I find this lawsuit interesting to contemplate in the context of a financial marketplace environment where companies are under pressure to demonstrate their ESG credentials. Activist investors, institutional investors, and, yes, D&O insurance underwriters, are creating an environment where companies are motivated to wrap themselves in the ESG flag. The danger is that companies eager to demonstrate their ESG virtues may be vulnerable to allegations of exaggeration, or execution error, or failure to follow through. All of these concerns may, as this case show, translate into D&O claims risk. For that reason, as I have said, even if the ESG laggards may be vulnerable to D&O claims, the companies taking the ESG initiative also may face D&O claims risk, perhaps even more so than the ESG laggards.
Regular readers may recall one of my posts from earlier this year in which I quoted statements by Chubb CEO Evan Greenberg to the effect that insurers that are stating bold climate change and greenhouse gas emissions goals could face the risk of shareholder litigation, particularly with respect to insurers’ statements about reaching a net-zero carbon footprint. He said the necessary tools to measure this item “don’t exist today,” and he speculated that “at some point that’s going to be called out in [shareholder] suits.”
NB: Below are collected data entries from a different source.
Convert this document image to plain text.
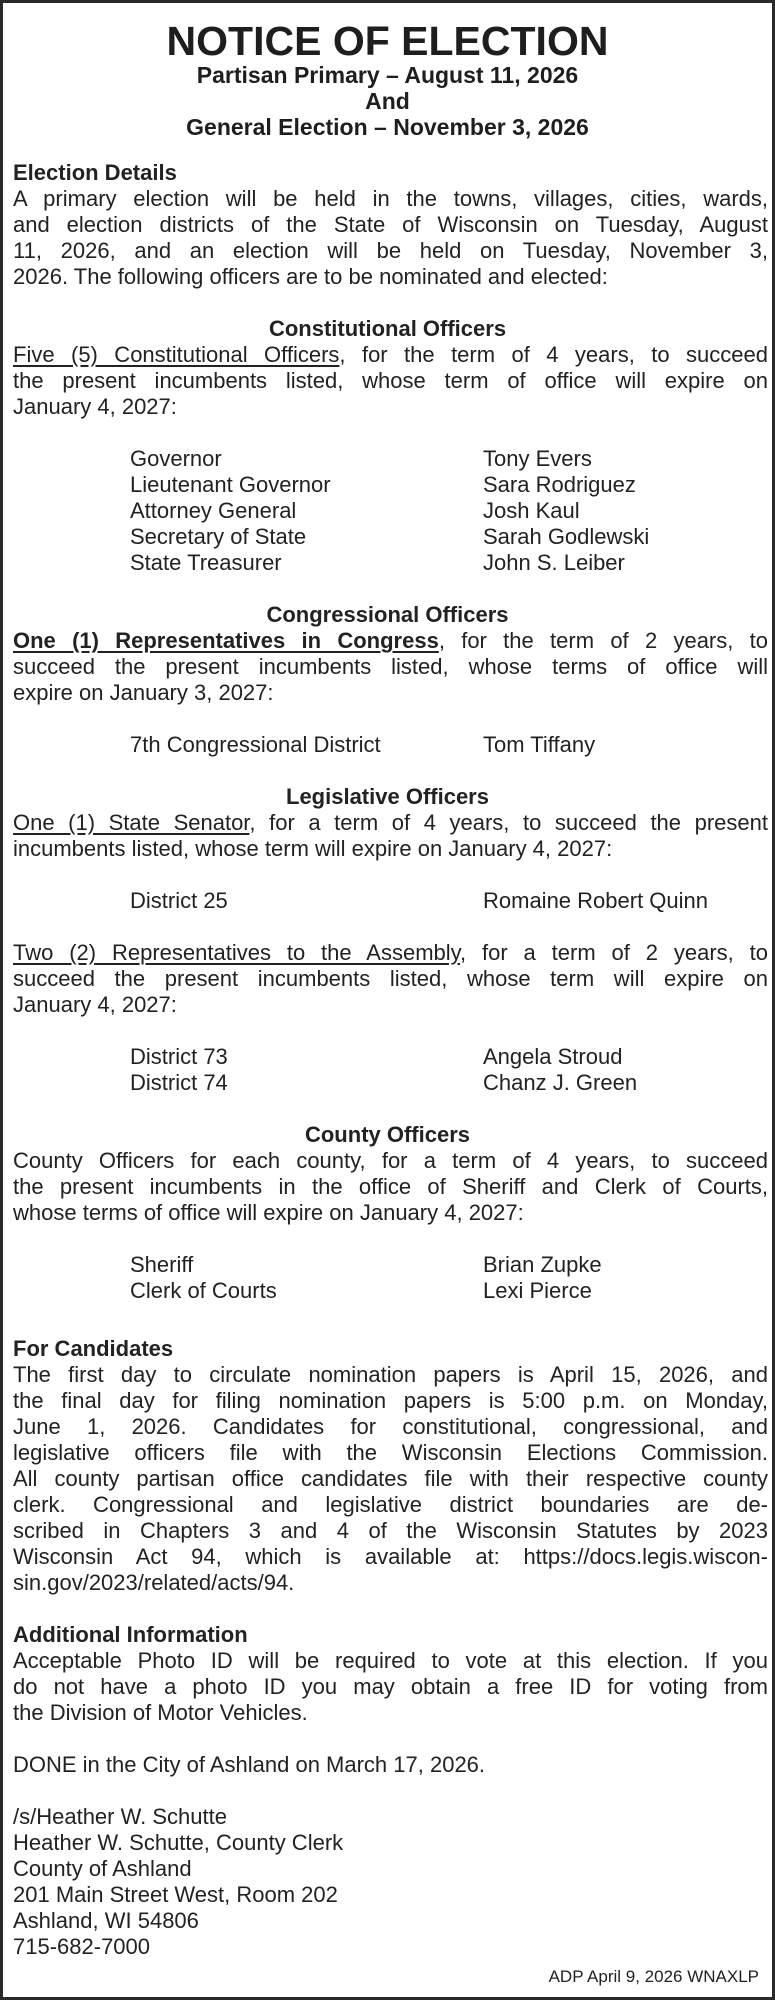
NOTICE OF ELECTION
Partisan Primary – August 11, 2026
And
General Election – November 3, 2026
Election Details
A primary election will be held in the towns, villages, cities, wards,
and election districts of the State of Wisconsin on Tuesday, August
11, 2026, and an election will be held on Tuesday, November 3,
2026. The following officers are to be nominated and elected:
Constitutional Officers
Five (5) Constitutional Officers, for the term of 4 years, to succeed
the present incumbents listed, whose term of office will expire on
January 4, 2027:
Governor	Tony Evers
Lieutenant Governor	Sara Rodriguez
Attorney General	Josh Kaul
Secretary of State	Sarah Godlewski
State Treasurer	John S. Leiber
Congressional Officers
One (1) Representatives in Congress, for the term of 2 years, to
succeed the present incumbents listed, whose terms of office will
expire on January 3, 2027:
7th Congressional District	Tom Tiffany
Legislative Officers
One (1) State Senator, for a term of 4 years, to succeed the present
incumbents listed, whose term will expire on January 4, 2027:
District 25	Romaine Robert Quinn
Two (2) Representatives to the Assembly, for a term of 2 years, to
succeed the present incumbents listed, whose term will expire on
January 4, 2027:
District 73	Angela Stroud
District 74	Chanz J. Green
County Officers
County Officers for each county, for a term of 4 years, to succeed
the present incumbents in the office of Sheriff and Clerk of Courts,
whose terms of office will expire on January 4, 2027:
Sheriff	Brian Zupke
Clerk of Courts	Lexi Pierce
For Candidates
The first day to circulate nomination papers is April 15, 2026, and
the final day for filing nomination papers is 5:00 p.m. on Monday,
June 1, 2026. Candidates for constitutional, congressional, and
legislative officers file with the Wisconsin Elections Commission.
All county partisan office candidates file with their respective county
clerk. Congressional and legislative district boundaries are de-
scribed in Chapters 3 and 4 of the Wisconsin Statutes by 2023
Wisconsin Act 94, which is available at: https://docs.legis.wiscon-
sin.gov/2023/related/acts/94.
Additional Information
Acceptable Photo ID will be required to vote at this election. If you
do not have a photo ID you may obtain a free ID for voting from
the Division of Motor Vehicles.
DONE in the City of Ashland on March 17, 2026.
/s/Heather W. Schutte
Heather W. Schutte, County Clerk
County of Ashland
201 Main Street West, Room 202
Ashland, WI 54806
715-682-7000
ADP April 9, 2026 WNAXLP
What Mr. Greenberg said about insurance companies in particular is a point that I think needs to be understood about companies in general – which is that companies that are making statements to enhance their ESG credentials could be setting themselves up for later claims, based on greenwashing allegations or otherwise. All of which says to me that the basic operating premise in the D&O insurance industry about companies that are “good” on ESG issues make better D&O risks is a premise that is at best incomplete and that in any event warrants close and critical scrutiny.
I know that many readers will be focused on the fact that the plaintiff’s complaint is essentially a recapitulation of a short seller’s report. Many observers worry about securities complaints based on nothing more than the financially motivated allegations of a short seller. This is an important question because a great deal of recent securities litigation is based on allegations first made in short seller reports (particularly litigation involving SPACs and de-SPACs).
The short seller involved here is very direct in confronting the objections based on its financially self-interested bias. In a preamble posted in its report’s masthead, the company states (rather cheekily, in my view) that “We are short sellers. We are biased. So are long investors. So is Enviva. So are the banks that raised the money for the company. If you are invested (either long or short) in Enviva, so are you. Just because we are biased does not mean we are wrong.”